Biobest Laboratories Ltd

Infectious Bovine Rhinotracheitis (IBR)

The Disease

IBR virus causes a severe respiratory disease, which may progress to a fatal pneumonia. Once an animal has been infected, it remains a carrier for life, with periods of stress (such as movement, starting a bull in work or bringing in for the winter) triggering shedding of virus. Several different strains exist which also cause reduced fertility/abortions, a drop in milk yield and inflammation of the vulva/prepuce.

The Effect in Your Herd

Your herd may experience reproductive problems such as failure to conceive and abortions, as well as severe pneumonia outbreaks amongst calves. In addition many European countries are IBR free, and animals exported to the EU will generally have to come from Accredited-free herds.

The Route of Transmission

The virus is spread by respiratory tract and eye secretions, and also by semen.
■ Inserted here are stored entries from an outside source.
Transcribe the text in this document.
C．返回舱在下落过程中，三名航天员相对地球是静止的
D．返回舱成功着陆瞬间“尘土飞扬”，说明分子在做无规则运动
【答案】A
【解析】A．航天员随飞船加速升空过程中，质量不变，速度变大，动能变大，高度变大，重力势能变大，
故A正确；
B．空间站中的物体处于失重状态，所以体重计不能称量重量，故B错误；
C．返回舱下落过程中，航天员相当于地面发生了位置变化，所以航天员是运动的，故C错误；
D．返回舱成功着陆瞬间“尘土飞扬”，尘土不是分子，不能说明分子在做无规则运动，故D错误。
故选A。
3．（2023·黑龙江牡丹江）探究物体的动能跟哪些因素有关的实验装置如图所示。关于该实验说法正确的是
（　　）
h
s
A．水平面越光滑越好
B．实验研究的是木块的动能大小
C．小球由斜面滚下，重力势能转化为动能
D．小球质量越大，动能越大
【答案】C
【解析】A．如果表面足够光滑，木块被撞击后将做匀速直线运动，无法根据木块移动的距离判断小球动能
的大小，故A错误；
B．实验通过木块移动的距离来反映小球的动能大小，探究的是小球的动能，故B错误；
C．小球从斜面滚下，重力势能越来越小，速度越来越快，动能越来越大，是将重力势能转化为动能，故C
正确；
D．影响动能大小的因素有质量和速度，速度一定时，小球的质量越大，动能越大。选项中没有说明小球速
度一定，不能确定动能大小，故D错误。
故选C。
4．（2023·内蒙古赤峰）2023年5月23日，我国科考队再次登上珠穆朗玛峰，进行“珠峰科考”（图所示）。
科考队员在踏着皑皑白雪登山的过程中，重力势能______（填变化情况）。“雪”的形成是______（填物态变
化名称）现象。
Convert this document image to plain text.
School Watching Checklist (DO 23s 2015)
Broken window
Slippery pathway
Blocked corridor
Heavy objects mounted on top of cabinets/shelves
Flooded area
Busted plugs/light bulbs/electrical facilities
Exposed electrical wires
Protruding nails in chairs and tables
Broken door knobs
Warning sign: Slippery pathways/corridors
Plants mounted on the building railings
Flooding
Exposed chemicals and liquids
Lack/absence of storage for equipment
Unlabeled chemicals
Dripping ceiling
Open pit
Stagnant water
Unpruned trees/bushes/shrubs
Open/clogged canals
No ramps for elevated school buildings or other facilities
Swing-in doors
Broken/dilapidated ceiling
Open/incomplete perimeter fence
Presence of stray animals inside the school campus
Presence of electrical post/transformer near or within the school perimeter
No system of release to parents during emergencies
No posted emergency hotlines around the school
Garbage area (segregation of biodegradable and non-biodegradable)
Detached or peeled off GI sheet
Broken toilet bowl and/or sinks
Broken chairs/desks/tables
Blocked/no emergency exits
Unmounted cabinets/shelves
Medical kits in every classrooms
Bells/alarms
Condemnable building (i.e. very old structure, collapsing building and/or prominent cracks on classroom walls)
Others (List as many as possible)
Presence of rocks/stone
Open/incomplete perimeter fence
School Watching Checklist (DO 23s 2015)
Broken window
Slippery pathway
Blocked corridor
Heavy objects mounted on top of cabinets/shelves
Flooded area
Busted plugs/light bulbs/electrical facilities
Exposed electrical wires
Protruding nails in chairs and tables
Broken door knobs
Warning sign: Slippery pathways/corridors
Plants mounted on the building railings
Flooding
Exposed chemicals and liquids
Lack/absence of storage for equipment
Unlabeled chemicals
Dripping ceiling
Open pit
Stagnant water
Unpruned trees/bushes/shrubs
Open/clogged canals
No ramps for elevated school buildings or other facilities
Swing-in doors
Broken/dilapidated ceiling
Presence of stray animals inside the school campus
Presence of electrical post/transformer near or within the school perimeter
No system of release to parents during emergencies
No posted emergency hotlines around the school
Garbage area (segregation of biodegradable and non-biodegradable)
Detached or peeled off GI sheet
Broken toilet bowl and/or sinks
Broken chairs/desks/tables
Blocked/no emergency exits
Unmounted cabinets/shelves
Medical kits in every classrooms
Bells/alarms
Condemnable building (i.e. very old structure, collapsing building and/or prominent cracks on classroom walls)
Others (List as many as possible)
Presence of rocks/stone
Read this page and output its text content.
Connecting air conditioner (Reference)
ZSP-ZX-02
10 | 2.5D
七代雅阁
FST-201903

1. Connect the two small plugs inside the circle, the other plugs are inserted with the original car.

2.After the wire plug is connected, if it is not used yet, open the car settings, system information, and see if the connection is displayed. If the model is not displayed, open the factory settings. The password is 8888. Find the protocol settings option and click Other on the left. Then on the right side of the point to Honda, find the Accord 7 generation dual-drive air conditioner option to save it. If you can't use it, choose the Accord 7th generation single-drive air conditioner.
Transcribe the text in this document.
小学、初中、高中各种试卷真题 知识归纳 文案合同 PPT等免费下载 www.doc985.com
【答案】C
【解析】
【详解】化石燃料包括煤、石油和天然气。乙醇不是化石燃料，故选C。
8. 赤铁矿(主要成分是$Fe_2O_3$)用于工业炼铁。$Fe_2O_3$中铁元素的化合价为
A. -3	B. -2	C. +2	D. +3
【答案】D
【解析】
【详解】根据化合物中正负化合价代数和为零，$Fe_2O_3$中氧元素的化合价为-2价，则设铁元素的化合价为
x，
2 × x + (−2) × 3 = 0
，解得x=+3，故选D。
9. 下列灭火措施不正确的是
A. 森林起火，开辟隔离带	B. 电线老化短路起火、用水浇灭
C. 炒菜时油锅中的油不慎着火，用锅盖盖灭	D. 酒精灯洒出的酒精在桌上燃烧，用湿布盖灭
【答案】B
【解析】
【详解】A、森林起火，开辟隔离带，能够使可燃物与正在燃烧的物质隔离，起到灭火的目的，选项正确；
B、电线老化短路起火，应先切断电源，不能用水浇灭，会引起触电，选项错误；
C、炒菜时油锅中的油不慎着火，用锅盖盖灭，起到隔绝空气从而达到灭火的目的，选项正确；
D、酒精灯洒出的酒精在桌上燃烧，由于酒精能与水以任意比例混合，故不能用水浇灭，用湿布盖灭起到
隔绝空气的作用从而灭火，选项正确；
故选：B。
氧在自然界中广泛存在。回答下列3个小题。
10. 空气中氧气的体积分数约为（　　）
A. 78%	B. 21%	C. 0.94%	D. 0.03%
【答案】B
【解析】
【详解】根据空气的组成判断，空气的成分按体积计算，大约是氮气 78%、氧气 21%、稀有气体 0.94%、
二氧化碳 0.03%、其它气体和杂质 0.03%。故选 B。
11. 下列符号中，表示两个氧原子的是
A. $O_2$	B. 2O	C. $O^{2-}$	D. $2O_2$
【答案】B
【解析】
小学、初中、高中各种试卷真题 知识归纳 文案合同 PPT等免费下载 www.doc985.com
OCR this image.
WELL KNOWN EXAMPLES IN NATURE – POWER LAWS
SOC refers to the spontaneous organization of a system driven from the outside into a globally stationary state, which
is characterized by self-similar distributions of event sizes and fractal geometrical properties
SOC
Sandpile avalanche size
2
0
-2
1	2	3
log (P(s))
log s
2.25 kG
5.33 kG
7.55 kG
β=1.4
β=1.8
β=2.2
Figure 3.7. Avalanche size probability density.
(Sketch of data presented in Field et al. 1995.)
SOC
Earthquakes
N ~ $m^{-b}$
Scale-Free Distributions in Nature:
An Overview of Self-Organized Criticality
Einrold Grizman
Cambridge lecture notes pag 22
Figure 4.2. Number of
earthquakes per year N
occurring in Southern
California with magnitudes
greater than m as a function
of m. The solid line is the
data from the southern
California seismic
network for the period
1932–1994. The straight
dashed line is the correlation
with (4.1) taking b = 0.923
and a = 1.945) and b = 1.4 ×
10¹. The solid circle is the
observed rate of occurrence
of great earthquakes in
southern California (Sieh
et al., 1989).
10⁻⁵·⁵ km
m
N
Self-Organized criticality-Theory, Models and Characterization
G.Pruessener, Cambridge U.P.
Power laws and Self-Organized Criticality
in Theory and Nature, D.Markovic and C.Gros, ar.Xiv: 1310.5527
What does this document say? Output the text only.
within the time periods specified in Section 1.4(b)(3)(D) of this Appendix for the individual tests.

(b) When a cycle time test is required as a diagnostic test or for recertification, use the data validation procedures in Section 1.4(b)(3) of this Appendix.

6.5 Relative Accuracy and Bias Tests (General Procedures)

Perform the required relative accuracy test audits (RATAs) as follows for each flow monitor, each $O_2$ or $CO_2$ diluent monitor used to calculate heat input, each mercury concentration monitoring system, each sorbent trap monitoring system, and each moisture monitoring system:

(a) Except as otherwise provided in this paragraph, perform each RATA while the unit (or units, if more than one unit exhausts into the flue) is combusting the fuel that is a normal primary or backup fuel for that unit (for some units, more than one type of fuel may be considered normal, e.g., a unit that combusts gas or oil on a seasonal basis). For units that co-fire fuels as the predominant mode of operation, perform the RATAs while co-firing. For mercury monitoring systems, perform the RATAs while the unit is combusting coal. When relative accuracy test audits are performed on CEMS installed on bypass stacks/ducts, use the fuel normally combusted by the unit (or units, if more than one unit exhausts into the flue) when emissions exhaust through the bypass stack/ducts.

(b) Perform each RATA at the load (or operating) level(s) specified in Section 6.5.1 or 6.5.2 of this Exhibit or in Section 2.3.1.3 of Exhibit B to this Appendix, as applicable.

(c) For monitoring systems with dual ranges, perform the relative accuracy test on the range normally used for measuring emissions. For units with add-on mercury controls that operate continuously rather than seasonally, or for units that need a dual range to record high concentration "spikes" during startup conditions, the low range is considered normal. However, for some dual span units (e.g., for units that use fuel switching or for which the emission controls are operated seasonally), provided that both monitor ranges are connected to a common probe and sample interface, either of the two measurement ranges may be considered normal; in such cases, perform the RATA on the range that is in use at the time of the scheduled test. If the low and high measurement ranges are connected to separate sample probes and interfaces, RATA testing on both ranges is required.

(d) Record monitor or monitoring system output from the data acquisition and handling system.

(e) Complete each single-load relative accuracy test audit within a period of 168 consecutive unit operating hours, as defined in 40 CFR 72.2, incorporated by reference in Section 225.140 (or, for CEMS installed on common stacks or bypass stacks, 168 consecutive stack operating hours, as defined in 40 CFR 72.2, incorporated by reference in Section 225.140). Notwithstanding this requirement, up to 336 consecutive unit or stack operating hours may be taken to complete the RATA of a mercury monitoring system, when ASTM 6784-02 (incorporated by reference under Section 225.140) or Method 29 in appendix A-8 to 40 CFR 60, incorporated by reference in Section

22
Separate cattle with 3 metre fencing to eliminate nose-to-nose contact from neighbouring farms or between separately managed groups. Infected bulls can shed the virus in semen. Vaccination can be an option; as a marker vaccine has been developed which is distinguishable from wild IBR infection.

Disease & Status
Animals to be tested
Action required
1. IBR: First herd test
The whole herd over the age of 12 months is tested. If this test is clear, the test is repeated within 1-12 months to gain Accreditation test 2. If positive animals are found, these are removed*, and the next test is 3.
2. IBR: Second herd test (if the first test is clear). The whole herd over the age of 12 months is tested. If this test is clear, the herd becomes Accredited for IBR. Test as per 4 yearly to maintain Accreditation.
3. IBR: Further herd tests (if the first test showed active IBR infection).  The whole herd over the age of 12 months is tested. If positive animals are found, these are removed, and the next test is a repeat of 3, to be repeated yearly until a clear test is achieved.
4. IBR: Maintenance of Accreditation  A statistical sample (see Appendix B) of animals 12 months of age or older must be tested. Breeding bulls must also be tested, along with any animals that are not home-bred (unless they have come from an IBR Accredited herd). Dairy herds must also conduct a quarterly bulk milk test.  Repeat yearly to maintain Accreditation.
5. Dairy Milk Monitoring scheme Bulk milk tank sample; if more than one tank is present, a sample must be taken from each one.  Repeat at 3 monthly intervals.

*If too many animals require removal, there are other options, e.g. vaccination, which may be used, and this will be discussed in detail when the results are reported.